Have been doing an upgrade from Airflow 2.2.2 to 2.8.1. All of my DAGs parse after doing relatively minor modifications, except for one.
Using the TaskFlow API, I have a task with this structure:
@task(multiple_outputs=True)
def decorated_task(
inputs: list[dict],
logical_date: str,
project_id: str,
bucket_name: str,
) -> dict[str, str]:
# Implementation details
return {}
Being called like this in the DAG:
@dag(
dag_id=dag_id,
# ...
default_args={
"depends_on_past": False,
"retries": 3,
"retry_delay": timedelta(hours=1),
},
)
def decorated_dag():
# ...
task_date = "{{ (dag_run.logical_date - macros.timedelta(days=1)) | ds_nodash }}"
# ...
decorated_task_result = decorated_task(
inputs=inputs,
logical_date=task_date,
project_id=PROJECT_ID,
bucket_name=BUCKET_NAME,
)
I'm getting this error in the scheduler:
ValueError: non-default argument follows default argument
with trace:
File "/usr/local/airflow/.local/lib/python3.11/site-packages/airflow/models/dag.py", line 3944, in factory
f(**f_kwargs)
File "/usr/local/airflow/dags/dag_file.py", line 160, in decorated_dag
decorated_task_result = decorated_task(
^^^^^^^^^^^^^^
File "/usr/local/airflow/.local/lib/python3.11/site-packages/airflow/decorators/base.py", line 366, in __call__
op = self.operator_class(
^^^^^^^^^^^^^^^^^^^^
File "/usr/local/airflow/.local/lib/python3.11/site-packages/airflow/models/baseoperator.py", line 437, in apply_defaults
result = func(self, **kwargs, default_args=default_args)

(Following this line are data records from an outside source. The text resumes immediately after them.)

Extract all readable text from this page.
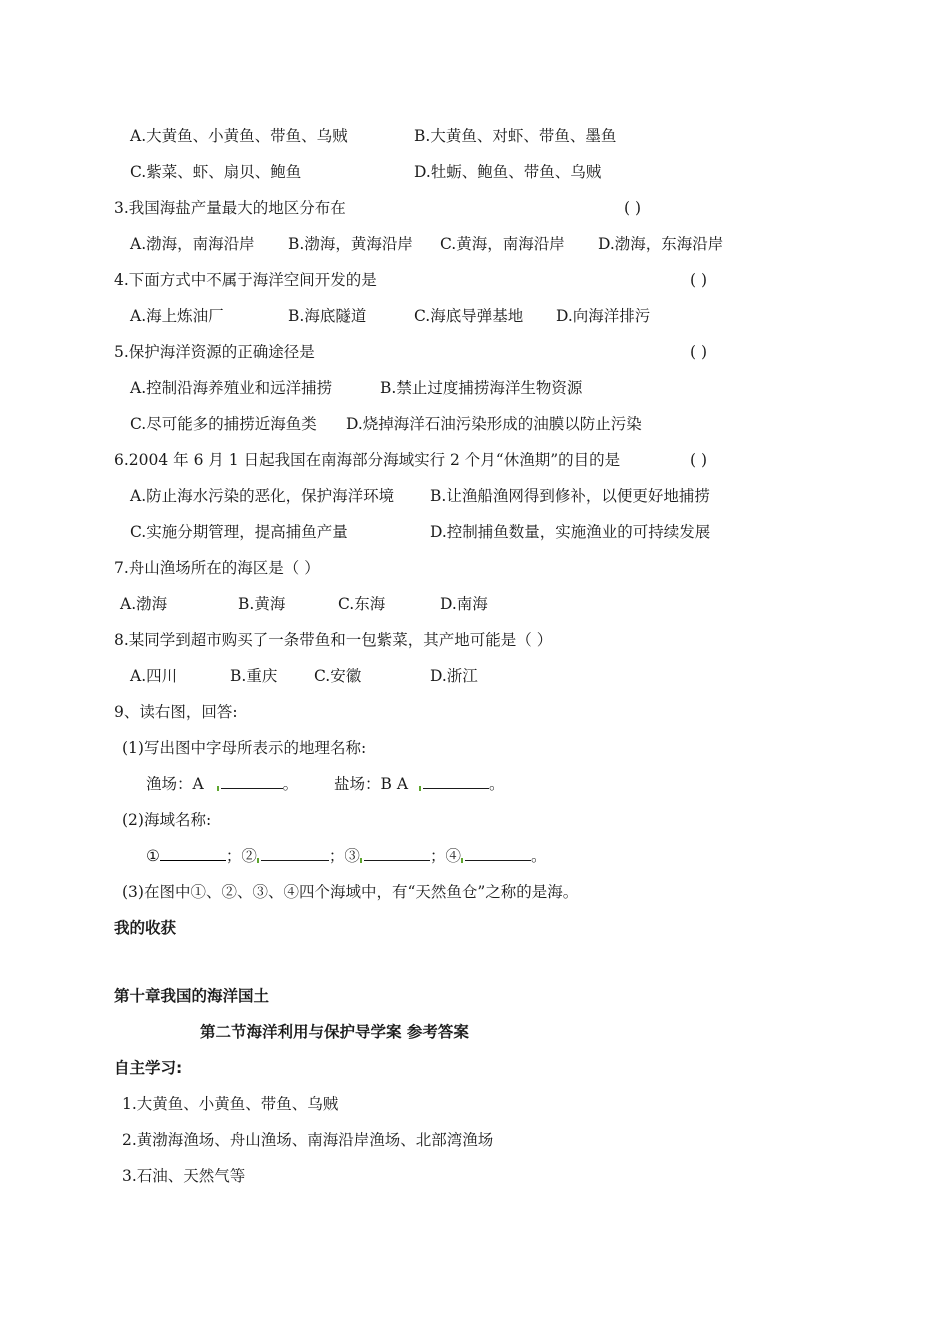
A.大黄鱼、小黄鱼、带鱼、乌贼	B.大黄鱼、对虾、带鱼、墨鱼
C.紫菜、虾、扇贝、鲍鱼	D.牡蛎、鲍鱼、带鱼、乌贼
3.我国海盐产量最大的地区分布在	( )
A.渤海，南海沿岸 B.渤海，黄海沿岸 C.黄海，南海沿岸 D.渤海，东海沿岸
4.下面方式中不属于海洋空间开发的是	( )
A.海上炼油厂	B.海底隧道	C.海底导弹基地 D.向海洋排污
5.保护海洋资源的正确途径是	( )
A.控制沿海养殖业和远洋捕捞	B.禁止过度捕捞海洋生物资源
C.尽可能多的捕捞近海鱼类 D.烧掉海洋石油污染形成的油膜以防止污染
6.2004 年 6 月 1 日起我国在南海部分海域实行 2 个月“休渔期”的目的是	( )
A.防止海水污染的恶化，保护海洋环境 B.让渔船渔网得到修补，以便更好地捕捞
C.实施分期管理，提高捕鱼产量	D.控制捕鱼数量，实施渔业的可持续发展
7.舟山渔场所在的海区是（ ）
A.渤海	B.黄海	C.东海	D.南海
8.某同学到超市购买了一条带鱼和一包紫菜，其产地可能是（ ）
A.四川	B.重庆 C.安徽	D.浙江
9、读右图，回答:
(1)写出图中字母所表示的地理名称:
渔场：A	。 盐场：B A	。
(2)海域名称:
①	；②	；③	；④	。
(3)在图中①、②、③、④四个海域中，有“天然鱼仓”之称的是海。
我的收获
第十章我国的海洋国土
第二节海洋利用与保护导学案 参考答案
自主学习:
1.大黄鱼、小黄鱼、带鱼、乌贼
2.黄渤海渔场、舟山渔场、南海沿岸渔场、北部湾渔场
3.石油、天然气等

^^^^^^^^^^^^^^^^^^^^^^^^^^^^^^^^^^^^^^^^^^^^^^^
File "/usr/local/airflow/.local/lib/python3.11/site-packages/airflow/decorators/python.py", line 52, in __init__
super().__init__(
File "/usr/local/airflow/.local/lib/python3.11/site-packages/airflow/models/baseoperator.py", line 437, in apply_defaults
result = func(self, **kwargs, default_args=default_args)
^^^^^^^^^^^^^^^^^^^^^^^^^^^^^^^^^^^^^^^^^^^^^^^
File "/usr/local/airflow/.local/lib/python3.11/site-packages/airflow/decorators/base.py", line 217, in __init__
signature = signature.replace(parameters=parameters)
^^^^^^^^^^^^^^^^^^^^^^^^^^^^^^^^^^^^^^^^
File "/usr/local/lib/python3.11/inspect.py", line 3052, in replace
return type(self)(parameters,
^^^^^^^^^^^^^^^^^^^^^^
File "/usr/local/lib/python3.11/inspect.py", line 3008, in __init__
raise ValueError(msg)
ValueError: non-default argument follows default argument
It's clearly something internal to Airflow as suggested by the stack trace. I couldn't find anything similar on the Internet nor the GitHub Issues of Airflow.
As the stack trace says, the error comes from this code in the DecoratedOperator
class in decorators/base.py
:
# Check the decorated function's signature. We go through the argument
# list and "fill in" defaults to arguments that are known context keys,
# since values for those will be provided when the task is run. Since
# we're not actually running the function, None is good enough here.
signature = inspect.signature(python_callable)
parameters = [
param.replace(default=None) if param.name in KNOWN_CONTEXT_KEYS else param
for param in signature.parameters.values()
]
signature = signature.replace(parameters=parameters)
The KNOWN_CONTEXT_KEYS
variable is a long set that represents the Airflow context variables:
KNOWN_CONTEXT_KEYS = {
"conf",
# ...
"logical_date",
# ...
}
The logical_date
context variable is used in our task function signature. From here we can deduce that putting that parameter name at the end of the decorated_task
function parameter list fixes the issue.
@task(multiple_outputs=True)
def decorated_task(
inputs: list[dict],
project_id: str,
bucket_name: str,
logical_date: str,
) -> dict[str, str]:
# Implementation details
return {}
I made a PR to Airflow to improve the error message on these cases so hopefully it's clearer starting a later minor version of 2.8, or 2.9.